İnsanın kendisiyle yüzleşmesi

İnsanın kendisiyle yüzleşmesi

HÜSEYİN ÖZTÜRK

Kişinin kendisiyle yüzleşmesi neredeyse imkânsız denilecek derecededir. İnsanın kendisiyle yüzleşmesi kolay değildir.

Mesela ülkemizde devletin-milletin malını, hakkını, hukukunu gasp eden soyguncuları, ahlaksızları, bilumum hırsızları, nerede ve kime karşı olursa olsun, 30 saniye süre ile muhataplarının gözlerinin içine sürekli bakarak kendilerini savunamazlar.

Bırakalım karşısındaki insanı yine hiç kimse, aynanın karşısına geçip, kendi gözlerinin içine 30 saniye bakarak yalan söyleyemez. Gözü fırıldaklaşır, bir yerini kaşır, yukarı bakar, aşağı bakar, eli ayağı, dili dolaşır ve mutlaka açık verir.

Çünkü birbirine karşılıklı bakan gözler arasında manevi bir iletişim vardır ve dil yalan söylese de bakış müsaade etmediği için kişi halden hale girer. Mesela sürekli terler.

Bir insanın kendisiyle yüzleşebilmesi için çok güçlü bir amentüye sahip olması gerekir. Bu iradeye sahip olan kimseler de zaten kendileriyle yüzleşme ihtiyacı duymazlar.

Çünkü böylelerinin hem Allah'a hem kullara karşı alınları açık ve hesap gününe hazırlar demektir. Ruhları özgürdür, ruhun hakiki sahibini bilerek iman etmektedirler.

Eskiler; "İnsanoğlunun kendisiyle yüzleşmesi en büyük erdemdir. Hakikate ulaşmak, ancak yüzleşmekle mümkündür" derler.*İnsanın kendisiyle yüzleşebilmesi için bu dünyadaki yolculuğunun başını, ortasını ve sonunu da bilmesi lazım gelir. Başka türlü ebedi hayata iman edilmiş olunmaz.

Sözün burasında ehli irfana müracaat etmeli. Haddi bilmeli ve aşmamalıdır.

Kendisini Kur'an-ı Kerim'e muhatap sayan her mümine erdem sahipleri şu ayeti hatırlatır:

"Emrolunduğun gibi dosdoğru olmaya devam et"!(Hûd, 112).

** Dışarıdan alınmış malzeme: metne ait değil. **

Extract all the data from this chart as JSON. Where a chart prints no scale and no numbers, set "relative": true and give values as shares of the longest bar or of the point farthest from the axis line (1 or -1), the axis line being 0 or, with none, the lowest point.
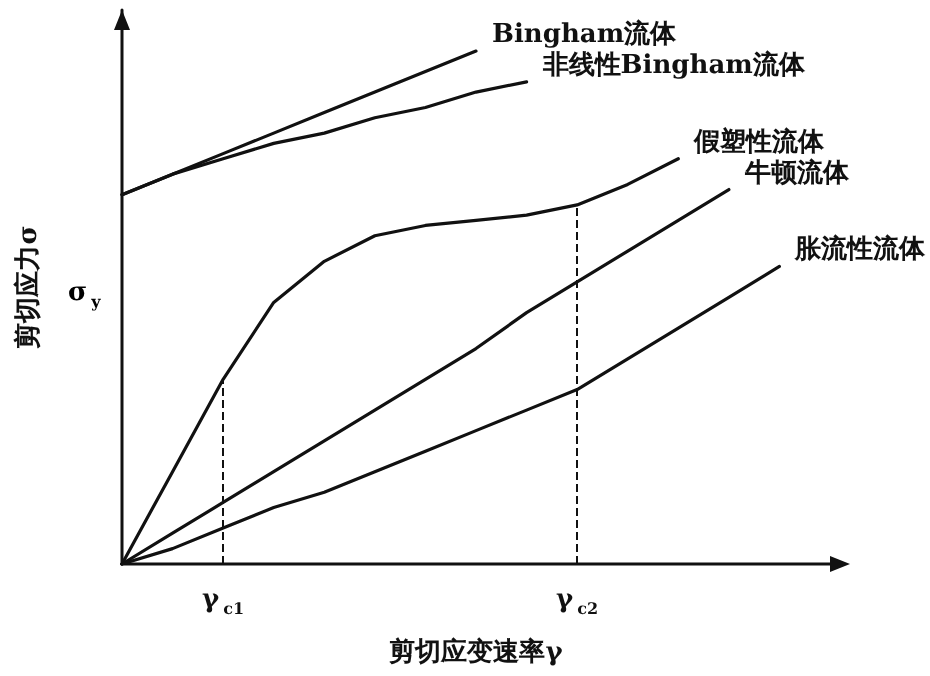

Ardında Efendimiz (s.a.v.) in şu hadisi gelir:

-"Kulun kalbi dürüst olmadıkça, imanı doğru olmaz. Dili doğru olmadıkça da kalbi doğru olmaz"(Ahmed b. Hanbel, Müsned III, 198)

Günümüzde bu manada karanlık sularda boğuluyoruz. Kurtulmaya çalıştıkça, imdat diye çağırdıklarımızı da batırıyoruz. Çünkü kendimizle yüzleşmeye korkuyoruz, bu sebeple battıkça batıyor ve çıkış yolu bulamıyoruz.